Porto San Giorgio, continuano le polemiche sui lavori in centro. Pavoni (Forza Italia): "Non si può chiudere la piazza per un periodo così lungo"

Continuano le polemiche a Porto San Giorgio in merito alla questione dei lavori pubblici che stanno interessando il centro cittadino. Ieri sono arrivate le critiche del coordinatore di Fratelli d'Italia Emanuele Morese, mentre oggi è stato Francesco Pavoni di Forza Italia ad attaccare pesantemente la giunta Loira.

"L’allarme lanciato dai gestori del Caffè 900 non può essere trascurato, soprattutto perché raccoglie tacitamente il disagio di tutti gli esercizi commerciali che subiscono le conseguenze della chiusura del centro città a seguito dei lavori di rifacimento della piazza - esordisce la nota di Pavoni.- Nulla quaestio sul merito delle opere: si tratta di una scelta amministrativa, sulla quale ci riserviamo comunque di esprimere una valutazione a lavori ultimati, ma il problema rimane nel metodo di attuazione.

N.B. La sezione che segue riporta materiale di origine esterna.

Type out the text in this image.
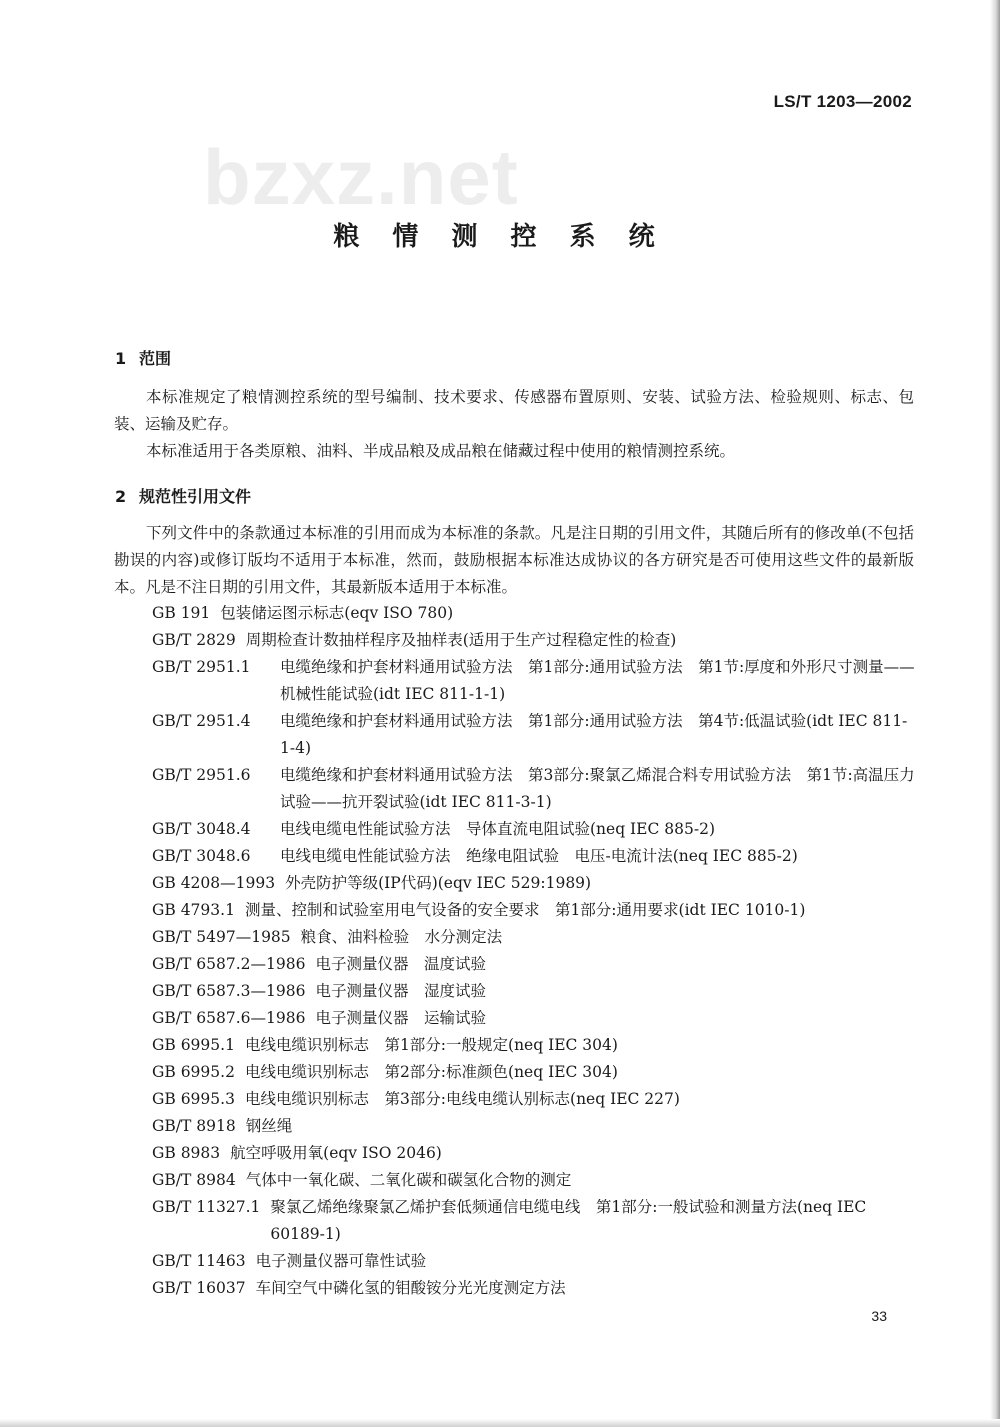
LS/T 1203—2002
bzxz.net
粮 情 测 控 系 统
1 范围
本标准规定了粮情测控系统的型号编制、技术要求、传感器布置原则、安装、试验方法、检验规则、标志、包装、运输及贮存。
本标准适用于各类原粮、油料、半成品粮及成品粮在储藏过程中使用的粮情测控系统。
2 规范性引用文件
下列文件中的条款通过本标准的引用而成为本标准的条款。凡是注日期的引用文件，其随后所有的修改单(不包括勘误的内容)或修订版均不适用于本标准，然而，鼓励根据本标准达成协议的各方研究是否可使用这些文件的最新版本。凡是不注日期的引用文件，其最新版本适用于本标准。
GB 191 包装储运图示标志(eqv ISO 780)
GB/T 2829 周期检查计数抽样程序及抽样表(适用于生产过程稳定性的检查)
GB/T 2951.1	电缆绝缘和护套材料通用试验方法　第1部分:通用试验方法　第1节:厚度和外形尺寸测量——机械性能试验(idt IEC 811-1-1)
GB/T 2951.4	电缆绝缘和护套材料通用试验方法　第1部分:通用试验方法　第4节:低温试验(idt IEC 811-1-4)
GB/T 2951.6	电缆绝缘和护套材料通用试验方法　第3部分:聚氯乙烯混合料专用试验方法　第1节:高温压力试验——抗开裂试验(idt IEC 811-3-1)
GB/T 3048.4	电线电缆电性能试验方法　导体直流电阻试验(neq IEC 885-2)
GB/T 3048.6	电线电缆电性能试验方法　绝缘电阻试验　电压-电流计法(neq IEC 885-2)
GB 4208—1993 外壳防护等级(IP代码)(eqv IEC 529:1989)
GB 4793.1 测量、控制和试验室用电气设备的安全要求　第1部分:通用要求(idt IEC 1010-1)
GB/T 5497—1985 粮食、油料检验　水分测定法
GB/T 6587.2—1986 电子测量仪器　温度试验
GB/T 6587.3—1986 电子测量仪器　湿度试验
GB/T 6587.6—1986 电子测量仪器　运输试验
GB 6995.1 电线电缆识别标志　第1部分:一般规定(neq IEC 304)
GB 6995.2 电线电缆识别标志　第2部分:标准颜色(neq IEC 304)
GB 6995.3 电线电缆识别标志　第3部分:电线电缆认别标志(neq IEC 227)
GB/T 8918 钢丝绳
GB 8983 航空呼吸用氧(eqv ISO 2046)
GB/T 8984 气体中一氧化碳、二氧化碳和碳氢化合物的测定
GB/T 11327.1 聚氯乙烯绝缘聚氯乙烯护套低频通信电缆电线　第1部分:一般试验和测量方法(neq IEC 60189-1)
GB/T 11463 电子测量仪器可靠性试验
GB/T 16037 车间空气中磷化氢的钼酸铵分光光度测定方法
33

Non può essere chiusa una piazza per un periodo così lungo rischiando di mettere in bilico l’attività degli esercizi commerciali presenti o di quelli legati alla viabilità secondaria, anch'essa compromessa. Non possiamo permetterci il lusso di veder chiudere le attività commerciali che già arrancano per la crisi. Sarebbe come spegnere il centro città portandolo alla desolazione. Se non fosse per i negozi del centro che ravvivano l’ambiente, Porto San Giorgio un centro non lo avrebbe proprio. Certo, per l’amministrazione di sinistra, ancora ancorata ai vecchi stereotipi, il fallimento di un’attività imprenditoriale è una vittoria, altrimenti avrebbe scelto un metodo diverso per eseguire i lavori. Purtroppo a pagarne le conseguenze, soprattutto sotto il profilo economico, sono gli esercenti del centro. Perché non pensare di risarcirli attraverso sgravi su tasse comunali come quella per l'occupazione del suolo pubblico o la tassa rifiuti?